I don't usually care either way... unless it's Quicktime events—which I loathe for some reason.
In general... interactive or non-interactive at any given moment, is a non-issue for me. All I'm interested in is the developer's intended experience; and that can be given in any ratio of active or passive request for attention as they see fit. The Dungeonkeeper series is superb with this, and I never once—it didn't even occur to me to feel robbed of control when the game starts each level with a non-interactive briefing, and ends with non-interactive character pieces that show off the dungeon denizen high jinks & misadventures. Cutscenes can be used to impart a broader understanding of a gameworld/setting; even when they have nothing to do with the story or the gameplay... as is done in the Dungeonkeeper series; and Baldur's Gate.
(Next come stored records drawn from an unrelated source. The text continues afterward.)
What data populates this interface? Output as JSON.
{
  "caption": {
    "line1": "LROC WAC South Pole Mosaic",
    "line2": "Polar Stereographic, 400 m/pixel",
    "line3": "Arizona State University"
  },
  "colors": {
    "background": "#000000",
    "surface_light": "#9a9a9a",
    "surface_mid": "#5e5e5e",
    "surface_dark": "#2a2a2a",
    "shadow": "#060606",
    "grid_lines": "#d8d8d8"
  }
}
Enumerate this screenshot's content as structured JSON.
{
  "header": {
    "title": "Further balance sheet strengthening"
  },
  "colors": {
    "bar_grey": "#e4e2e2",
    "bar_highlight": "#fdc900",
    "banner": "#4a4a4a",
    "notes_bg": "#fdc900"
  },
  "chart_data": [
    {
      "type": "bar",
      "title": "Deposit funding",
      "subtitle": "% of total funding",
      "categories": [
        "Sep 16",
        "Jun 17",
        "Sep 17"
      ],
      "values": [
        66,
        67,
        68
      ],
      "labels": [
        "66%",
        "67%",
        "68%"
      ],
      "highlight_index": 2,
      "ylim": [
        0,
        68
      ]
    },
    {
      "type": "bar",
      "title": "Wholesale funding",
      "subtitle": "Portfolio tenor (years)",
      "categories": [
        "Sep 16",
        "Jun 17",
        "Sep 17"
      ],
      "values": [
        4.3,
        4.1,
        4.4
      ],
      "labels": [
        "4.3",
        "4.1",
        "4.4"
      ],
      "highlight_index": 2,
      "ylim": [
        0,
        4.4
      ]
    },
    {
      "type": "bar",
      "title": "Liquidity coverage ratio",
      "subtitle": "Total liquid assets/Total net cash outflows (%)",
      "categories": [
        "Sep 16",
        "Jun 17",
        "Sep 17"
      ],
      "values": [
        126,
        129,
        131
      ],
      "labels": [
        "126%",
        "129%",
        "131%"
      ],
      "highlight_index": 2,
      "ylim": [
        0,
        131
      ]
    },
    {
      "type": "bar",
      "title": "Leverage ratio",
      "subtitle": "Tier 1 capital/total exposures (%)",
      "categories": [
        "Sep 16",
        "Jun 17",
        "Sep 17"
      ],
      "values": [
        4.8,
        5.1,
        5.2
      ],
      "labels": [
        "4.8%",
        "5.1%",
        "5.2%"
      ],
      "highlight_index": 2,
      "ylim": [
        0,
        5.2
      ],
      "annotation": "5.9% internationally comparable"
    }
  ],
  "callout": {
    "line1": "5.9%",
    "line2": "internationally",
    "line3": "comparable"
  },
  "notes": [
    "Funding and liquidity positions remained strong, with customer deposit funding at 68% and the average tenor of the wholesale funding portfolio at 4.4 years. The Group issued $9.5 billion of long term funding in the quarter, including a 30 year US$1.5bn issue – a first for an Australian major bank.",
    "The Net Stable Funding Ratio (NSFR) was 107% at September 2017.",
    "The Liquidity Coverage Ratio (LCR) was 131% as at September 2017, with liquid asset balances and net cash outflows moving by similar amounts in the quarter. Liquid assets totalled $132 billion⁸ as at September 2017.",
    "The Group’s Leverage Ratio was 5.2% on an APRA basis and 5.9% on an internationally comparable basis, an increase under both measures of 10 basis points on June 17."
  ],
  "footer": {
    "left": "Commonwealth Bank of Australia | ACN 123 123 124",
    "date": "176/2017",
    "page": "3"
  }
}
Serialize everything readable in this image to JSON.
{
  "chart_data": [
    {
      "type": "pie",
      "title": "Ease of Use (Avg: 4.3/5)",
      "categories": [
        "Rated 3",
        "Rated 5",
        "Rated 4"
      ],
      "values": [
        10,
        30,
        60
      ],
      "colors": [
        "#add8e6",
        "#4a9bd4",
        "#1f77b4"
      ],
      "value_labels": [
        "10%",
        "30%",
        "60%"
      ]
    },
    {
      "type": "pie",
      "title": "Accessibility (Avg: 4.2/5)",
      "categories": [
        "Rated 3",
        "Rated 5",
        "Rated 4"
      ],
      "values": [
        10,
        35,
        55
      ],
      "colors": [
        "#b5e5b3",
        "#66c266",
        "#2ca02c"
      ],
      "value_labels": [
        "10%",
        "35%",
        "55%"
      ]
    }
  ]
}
In the Witcher series (I forget which one) there is a dragon attack where the player is forced to tap the controls to have Geralt hop out of the path of dragon fire at timed intervals. I assume that this was a misguided attempt to make cutscenes interactive for the impatient, or for those that demand an effect on everything. It really limits the potential of what can be done, when the scene elements have to be possible in-engine. The main advantage of non-interactive cutscenes, is developer controlled narrative that is not limited by the game engine.
Planned interactivity in scenes makes even them entirely about the player/ character. Do you recall the cutscene in the Witcher, where the woman and child run from the hounds? Where she pushes the boy onward towards town, and draws their attention so that he can escape; knowing what will happen to her. You cannot get scenes like that if it's done under player control. It both shocked and appalled me to learn that there were players who freaked out because the game went to a map screen, and didn't interactively show (let them play) all of the mundane, and uneventful days that Geralt endured on the road to Vizema.
*It's a former understanding that CDProjekt seems to have lost, because in Witcher 3 they seemed all about delivering the experience of mundane, and uneventful time spent riding along the roads between places. They could have just had the good parts—the actually interesting encounters— happen at certain points on a world map like (the appearance of) what they had in the original game; and like Fallout actually had.
Cutscenes are wasted when it shows rote activity that the player would have the PC enact on their own; but they really shine when used to show exposition or other elements that are not under player control; and perhaps not even possible in the engine.. like the revised intro scene in the Witcher 2, or the implied (Troll) rape scene in Dungeonkeeper—yes there is one.